Roman Rosul

Personal information
- Full name: Arthur D. Roderick
- Date of birth: May 10, 1953 (age 73)
- Place of birth: Cleveland, Ohio, U.S.
- Height: 6 ft 0 in (1.83 m)
- Position: Forward

Youth career
- Cleveland Lviv

College career
- Years: Team / Apps / (Gls)
- 1972–1975: Cleveland State Vikings

Senior career*
- Years: Team / Apps / (Gls)
- 1973: Cleveland Inter-Italian
- 1976: Miami Toros / 14 / (4)
- 1977: Fort Lauderdale Strikers / 2 / (1)
- 1977: Connecticut Bicentennials / 13 / (3)
- 1978–1980: Memphis Rogues / 23 / (9)
- 1983: Jacksonville Tea Men

= Roman Rosul =

American soccer player

Roman Rosul is an American retired soccer player who played professionally in the North American Soccer League and American Soccer League.

==Youth==
The son of Ukrainian immigrant parents, Rosul played for the Cleveland Lviv youth teams growing up. In 1971, he graduated from Rocky River High School. He scored 32 goals in 11 games his senior season as the team went undefeated and won the Ohio State High School soccer championship.
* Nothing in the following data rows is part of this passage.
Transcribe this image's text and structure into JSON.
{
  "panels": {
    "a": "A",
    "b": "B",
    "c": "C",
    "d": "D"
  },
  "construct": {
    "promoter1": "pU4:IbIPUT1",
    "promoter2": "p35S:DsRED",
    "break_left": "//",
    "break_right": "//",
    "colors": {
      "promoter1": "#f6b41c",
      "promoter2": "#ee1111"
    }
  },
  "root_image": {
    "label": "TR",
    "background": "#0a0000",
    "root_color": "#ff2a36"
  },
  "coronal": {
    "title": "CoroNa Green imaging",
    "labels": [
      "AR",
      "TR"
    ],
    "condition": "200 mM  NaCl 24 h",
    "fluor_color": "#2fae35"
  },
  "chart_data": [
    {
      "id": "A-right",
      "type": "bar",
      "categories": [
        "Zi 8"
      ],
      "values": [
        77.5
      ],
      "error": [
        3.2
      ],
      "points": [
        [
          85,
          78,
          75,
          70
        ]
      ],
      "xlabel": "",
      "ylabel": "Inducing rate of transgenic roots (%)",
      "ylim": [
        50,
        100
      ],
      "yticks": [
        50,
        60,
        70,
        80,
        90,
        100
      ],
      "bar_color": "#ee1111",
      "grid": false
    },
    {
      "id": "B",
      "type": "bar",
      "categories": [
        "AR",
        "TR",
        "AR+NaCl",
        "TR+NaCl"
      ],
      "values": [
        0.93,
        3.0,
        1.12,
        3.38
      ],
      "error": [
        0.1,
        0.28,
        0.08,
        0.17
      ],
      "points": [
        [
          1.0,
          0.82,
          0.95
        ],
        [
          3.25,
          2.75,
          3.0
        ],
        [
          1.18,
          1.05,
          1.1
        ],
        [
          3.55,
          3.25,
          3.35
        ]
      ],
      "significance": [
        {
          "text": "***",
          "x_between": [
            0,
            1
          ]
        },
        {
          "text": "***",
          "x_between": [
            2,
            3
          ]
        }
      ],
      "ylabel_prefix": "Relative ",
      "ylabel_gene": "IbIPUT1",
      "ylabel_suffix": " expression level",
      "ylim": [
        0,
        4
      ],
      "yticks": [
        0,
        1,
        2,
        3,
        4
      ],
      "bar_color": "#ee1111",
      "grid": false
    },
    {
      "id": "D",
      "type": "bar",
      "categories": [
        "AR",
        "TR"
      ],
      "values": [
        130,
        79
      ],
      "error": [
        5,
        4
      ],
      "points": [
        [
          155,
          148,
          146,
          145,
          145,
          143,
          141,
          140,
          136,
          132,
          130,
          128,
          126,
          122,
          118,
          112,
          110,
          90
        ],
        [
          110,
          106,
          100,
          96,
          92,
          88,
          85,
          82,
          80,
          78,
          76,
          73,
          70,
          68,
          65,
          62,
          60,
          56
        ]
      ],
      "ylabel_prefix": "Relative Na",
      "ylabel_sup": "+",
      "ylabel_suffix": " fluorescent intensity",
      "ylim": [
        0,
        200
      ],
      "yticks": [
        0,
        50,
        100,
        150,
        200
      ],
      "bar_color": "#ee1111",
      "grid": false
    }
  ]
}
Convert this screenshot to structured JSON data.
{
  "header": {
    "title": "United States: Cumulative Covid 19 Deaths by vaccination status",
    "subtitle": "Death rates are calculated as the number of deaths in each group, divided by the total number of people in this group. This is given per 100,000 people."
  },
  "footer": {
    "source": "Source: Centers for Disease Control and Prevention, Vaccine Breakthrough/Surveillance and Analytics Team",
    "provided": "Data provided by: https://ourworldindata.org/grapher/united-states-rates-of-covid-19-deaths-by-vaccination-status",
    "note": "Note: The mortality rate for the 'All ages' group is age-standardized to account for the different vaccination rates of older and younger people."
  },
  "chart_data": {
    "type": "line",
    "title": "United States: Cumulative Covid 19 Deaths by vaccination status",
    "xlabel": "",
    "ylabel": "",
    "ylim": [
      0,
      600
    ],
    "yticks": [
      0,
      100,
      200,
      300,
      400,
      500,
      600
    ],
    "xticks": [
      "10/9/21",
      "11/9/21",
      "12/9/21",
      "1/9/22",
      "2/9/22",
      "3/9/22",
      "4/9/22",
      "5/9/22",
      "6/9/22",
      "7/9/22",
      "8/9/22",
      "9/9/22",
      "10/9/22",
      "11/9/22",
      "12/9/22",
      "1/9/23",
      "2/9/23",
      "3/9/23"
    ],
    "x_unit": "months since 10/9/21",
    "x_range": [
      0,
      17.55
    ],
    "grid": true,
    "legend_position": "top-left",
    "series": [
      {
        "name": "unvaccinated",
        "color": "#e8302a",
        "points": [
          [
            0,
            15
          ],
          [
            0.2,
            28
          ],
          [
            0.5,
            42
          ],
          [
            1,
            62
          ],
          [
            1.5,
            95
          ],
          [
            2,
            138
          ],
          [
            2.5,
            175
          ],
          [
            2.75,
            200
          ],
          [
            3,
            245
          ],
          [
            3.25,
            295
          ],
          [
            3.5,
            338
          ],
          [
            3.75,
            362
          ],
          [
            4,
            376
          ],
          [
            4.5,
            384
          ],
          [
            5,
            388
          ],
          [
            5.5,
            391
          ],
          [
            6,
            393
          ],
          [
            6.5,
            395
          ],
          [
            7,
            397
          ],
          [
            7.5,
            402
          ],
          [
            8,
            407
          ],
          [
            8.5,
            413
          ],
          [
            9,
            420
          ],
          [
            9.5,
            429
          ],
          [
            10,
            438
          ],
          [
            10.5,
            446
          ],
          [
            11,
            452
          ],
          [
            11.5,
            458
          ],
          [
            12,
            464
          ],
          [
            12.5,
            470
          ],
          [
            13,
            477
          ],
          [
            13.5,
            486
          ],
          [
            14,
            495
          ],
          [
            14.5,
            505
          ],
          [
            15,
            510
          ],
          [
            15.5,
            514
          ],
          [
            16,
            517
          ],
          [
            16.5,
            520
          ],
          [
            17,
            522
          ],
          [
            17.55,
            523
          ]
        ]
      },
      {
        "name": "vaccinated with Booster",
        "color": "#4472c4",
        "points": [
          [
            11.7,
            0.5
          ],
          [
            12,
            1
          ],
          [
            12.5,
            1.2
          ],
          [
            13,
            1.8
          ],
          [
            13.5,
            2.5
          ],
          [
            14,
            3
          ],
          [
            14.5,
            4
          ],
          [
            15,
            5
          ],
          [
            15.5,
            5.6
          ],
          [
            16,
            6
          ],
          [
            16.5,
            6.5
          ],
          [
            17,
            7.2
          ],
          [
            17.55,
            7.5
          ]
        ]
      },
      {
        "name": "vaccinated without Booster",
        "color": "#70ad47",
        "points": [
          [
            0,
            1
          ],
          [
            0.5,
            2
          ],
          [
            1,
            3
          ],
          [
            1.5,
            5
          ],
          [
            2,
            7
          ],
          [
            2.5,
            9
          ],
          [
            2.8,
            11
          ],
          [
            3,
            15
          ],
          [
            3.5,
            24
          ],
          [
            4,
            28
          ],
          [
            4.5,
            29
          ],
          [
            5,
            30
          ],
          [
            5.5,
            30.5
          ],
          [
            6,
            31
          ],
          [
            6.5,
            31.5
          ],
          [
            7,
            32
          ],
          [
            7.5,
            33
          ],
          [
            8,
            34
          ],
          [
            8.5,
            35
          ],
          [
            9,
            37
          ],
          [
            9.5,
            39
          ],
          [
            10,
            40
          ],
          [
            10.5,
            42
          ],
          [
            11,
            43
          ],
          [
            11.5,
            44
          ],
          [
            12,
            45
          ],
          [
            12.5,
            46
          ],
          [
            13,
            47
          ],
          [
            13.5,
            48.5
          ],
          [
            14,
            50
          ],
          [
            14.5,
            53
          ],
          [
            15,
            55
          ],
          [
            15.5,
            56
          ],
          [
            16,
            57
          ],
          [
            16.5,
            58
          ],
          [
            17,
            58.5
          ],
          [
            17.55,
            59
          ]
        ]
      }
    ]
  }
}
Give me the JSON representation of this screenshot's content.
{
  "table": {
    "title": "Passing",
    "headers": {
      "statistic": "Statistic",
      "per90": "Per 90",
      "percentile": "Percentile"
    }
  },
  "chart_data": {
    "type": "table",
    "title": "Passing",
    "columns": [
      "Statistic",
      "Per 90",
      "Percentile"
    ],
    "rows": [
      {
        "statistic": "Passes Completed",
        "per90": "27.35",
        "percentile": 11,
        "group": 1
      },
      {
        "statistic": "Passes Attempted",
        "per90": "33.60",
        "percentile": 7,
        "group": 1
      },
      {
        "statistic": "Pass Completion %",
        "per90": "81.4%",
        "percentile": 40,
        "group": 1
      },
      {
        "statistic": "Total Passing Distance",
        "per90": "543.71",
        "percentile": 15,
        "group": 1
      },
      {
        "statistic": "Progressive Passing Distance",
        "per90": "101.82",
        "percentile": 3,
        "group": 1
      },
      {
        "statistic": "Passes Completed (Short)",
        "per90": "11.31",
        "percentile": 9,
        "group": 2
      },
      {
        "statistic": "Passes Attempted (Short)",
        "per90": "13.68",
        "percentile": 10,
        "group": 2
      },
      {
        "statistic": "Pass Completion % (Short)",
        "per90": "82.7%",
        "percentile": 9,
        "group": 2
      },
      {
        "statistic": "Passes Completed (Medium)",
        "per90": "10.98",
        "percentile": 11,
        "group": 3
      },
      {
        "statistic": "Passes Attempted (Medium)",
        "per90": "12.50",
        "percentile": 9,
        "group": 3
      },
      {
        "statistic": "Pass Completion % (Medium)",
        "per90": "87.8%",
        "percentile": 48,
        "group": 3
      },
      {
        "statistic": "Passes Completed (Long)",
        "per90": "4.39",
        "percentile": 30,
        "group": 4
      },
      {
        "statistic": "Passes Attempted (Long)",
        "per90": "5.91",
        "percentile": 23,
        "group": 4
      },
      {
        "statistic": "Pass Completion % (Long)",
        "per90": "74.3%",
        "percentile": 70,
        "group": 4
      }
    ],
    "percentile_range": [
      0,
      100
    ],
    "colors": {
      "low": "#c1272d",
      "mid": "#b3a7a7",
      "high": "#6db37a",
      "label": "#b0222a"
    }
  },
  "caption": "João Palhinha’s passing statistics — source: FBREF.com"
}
He then attended Cleveland State University where he played on the men's soccer team from 1972 to 1975. He was a 1975 Honorable Mention (third team) All American and was inducted into the Vikings' Hall of Fame in 1988. In addition to his collegiate career, Rosul also played for the amateur Inter-Italia SC of Cleveland which lost to Maccabi Los Angeles in the 1973 National Challenge Cup. In that game, Rosul both scored and was ejected with a straight red.

==Professional==
In 1976, the Miami Toros drafted him in the first round of the North American Soccer League draft. In 1977, he began the season with the Fort Lauderdale Strikers before moving to the Connecticut Bicentennials. At the end of the season, the Bicentennials moved to California to become the Oakland Stompers. Rosul signed with the Stompers, but was traded to the Memphis Rogues where he played from 1978 to 1980. In April 1983, he joined the Jacksonville Tea Men of the American Soccer League.